Part of 1. Questions to the First Minister – in the Senedd at 2:24 pm on 8 June 2021.
Thank you very much to Mr Giffard for that question. Well, as he knows, as a result of Friday's announcement, standing events outdoors of up to 4,000 people, 10,000 people in a seated arena, will now be possible in Wales, subject always to a risk assessment in any individual venue. What we will do beyond that is to have a further pilot set of events in which venues where a risk assessment would have a ceiling below those figures can go beyond that ceiling where they can demonstrate that additional mitigation measures are possible and are being piloted in that venue.
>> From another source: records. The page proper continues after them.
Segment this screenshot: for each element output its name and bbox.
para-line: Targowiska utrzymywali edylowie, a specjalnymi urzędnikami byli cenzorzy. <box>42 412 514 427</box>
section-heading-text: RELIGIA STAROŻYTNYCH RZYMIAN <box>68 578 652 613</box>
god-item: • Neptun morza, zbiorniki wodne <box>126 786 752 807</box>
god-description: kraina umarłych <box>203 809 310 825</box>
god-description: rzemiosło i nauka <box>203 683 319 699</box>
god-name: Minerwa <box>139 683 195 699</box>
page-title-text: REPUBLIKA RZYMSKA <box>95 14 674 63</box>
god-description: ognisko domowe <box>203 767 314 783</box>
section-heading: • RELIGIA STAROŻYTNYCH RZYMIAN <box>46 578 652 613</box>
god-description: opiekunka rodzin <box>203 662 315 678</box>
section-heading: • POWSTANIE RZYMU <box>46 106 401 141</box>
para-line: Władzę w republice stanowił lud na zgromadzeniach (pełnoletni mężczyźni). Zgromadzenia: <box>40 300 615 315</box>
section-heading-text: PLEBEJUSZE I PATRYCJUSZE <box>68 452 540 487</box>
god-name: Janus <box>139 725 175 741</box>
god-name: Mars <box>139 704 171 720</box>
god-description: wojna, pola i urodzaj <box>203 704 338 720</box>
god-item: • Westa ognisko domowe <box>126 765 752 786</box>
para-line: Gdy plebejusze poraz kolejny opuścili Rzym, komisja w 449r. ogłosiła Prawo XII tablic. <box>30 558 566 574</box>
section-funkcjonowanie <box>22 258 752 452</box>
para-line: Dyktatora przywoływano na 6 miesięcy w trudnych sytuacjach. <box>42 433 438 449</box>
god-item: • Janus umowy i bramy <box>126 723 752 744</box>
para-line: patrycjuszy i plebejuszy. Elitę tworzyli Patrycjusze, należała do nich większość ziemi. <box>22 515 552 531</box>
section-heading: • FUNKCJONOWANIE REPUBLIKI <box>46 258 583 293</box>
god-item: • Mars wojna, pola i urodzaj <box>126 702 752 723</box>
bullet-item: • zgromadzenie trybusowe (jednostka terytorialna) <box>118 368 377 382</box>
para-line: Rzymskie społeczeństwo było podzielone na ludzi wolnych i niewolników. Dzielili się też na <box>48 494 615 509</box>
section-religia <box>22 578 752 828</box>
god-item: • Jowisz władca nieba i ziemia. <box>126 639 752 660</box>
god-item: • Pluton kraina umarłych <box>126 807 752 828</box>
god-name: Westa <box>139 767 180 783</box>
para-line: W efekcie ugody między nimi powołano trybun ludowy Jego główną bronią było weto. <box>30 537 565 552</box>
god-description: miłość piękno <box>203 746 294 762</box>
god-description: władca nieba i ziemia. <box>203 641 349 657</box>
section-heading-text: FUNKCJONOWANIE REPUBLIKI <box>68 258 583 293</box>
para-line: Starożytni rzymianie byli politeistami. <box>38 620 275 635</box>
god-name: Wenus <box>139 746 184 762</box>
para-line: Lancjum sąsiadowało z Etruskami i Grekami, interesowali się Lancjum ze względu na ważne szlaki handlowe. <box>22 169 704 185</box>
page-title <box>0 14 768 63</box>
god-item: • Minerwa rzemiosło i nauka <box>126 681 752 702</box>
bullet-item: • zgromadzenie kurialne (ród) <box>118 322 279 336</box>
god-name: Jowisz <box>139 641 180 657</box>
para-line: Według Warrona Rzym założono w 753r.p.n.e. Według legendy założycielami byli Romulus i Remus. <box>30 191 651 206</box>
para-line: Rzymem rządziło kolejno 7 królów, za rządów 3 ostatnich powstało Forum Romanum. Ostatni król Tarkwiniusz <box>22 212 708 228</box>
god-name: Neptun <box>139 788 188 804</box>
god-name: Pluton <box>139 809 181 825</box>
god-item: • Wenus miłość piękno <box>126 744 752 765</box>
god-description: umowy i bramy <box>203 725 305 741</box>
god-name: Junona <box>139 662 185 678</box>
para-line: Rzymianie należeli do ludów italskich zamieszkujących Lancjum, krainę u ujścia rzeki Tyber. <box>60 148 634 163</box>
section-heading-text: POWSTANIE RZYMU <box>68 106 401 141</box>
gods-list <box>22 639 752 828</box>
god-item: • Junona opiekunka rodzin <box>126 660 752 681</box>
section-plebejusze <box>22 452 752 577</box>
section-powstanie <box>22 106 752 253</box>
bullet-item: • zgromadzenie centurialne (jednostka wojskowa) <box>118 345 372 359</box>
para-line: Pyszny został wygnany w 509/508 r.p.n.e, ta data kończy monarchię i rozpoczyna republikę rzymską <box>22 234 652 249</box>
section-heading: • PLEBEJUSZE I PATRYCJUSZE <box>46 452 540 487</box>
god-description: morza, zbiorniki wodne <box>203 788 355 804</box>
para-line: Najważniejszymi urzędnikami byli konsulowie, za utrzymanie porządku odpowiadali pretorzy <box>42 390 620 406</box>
So, there's lots of work still to do with the sector to make sure that we can continue to allow it to reopen, that they can welcome more people back to those venues, but always that it is done in a way that protects the health and well-being of people who turn up to watch those events or to participate in them. That does mean that further help will be necessary for the sector beyond the help that has already been announced, and the Member will be aware that in the last financial year, the cultural recovery fund was a fund of over £63 million. Ten million pounds of that went directly to the events sector. On 22 March, we announced a second phase of the cultural recovery fund; an initial £20 million set aside, a further £10 million potentially available as necessary. Six hundred applications have been received to date for that next phase, and 50 per cent of them come from the events sector. So, I can assure him that we will be working with that sector using that money, because even though Friday's announcement was good news from the sector, and I hope we'll have further good news if circumstances allow in another 10 days' time, there still will be a period in which the sector isn't able to operate at full strength and we will want to go on supporting it on that journey.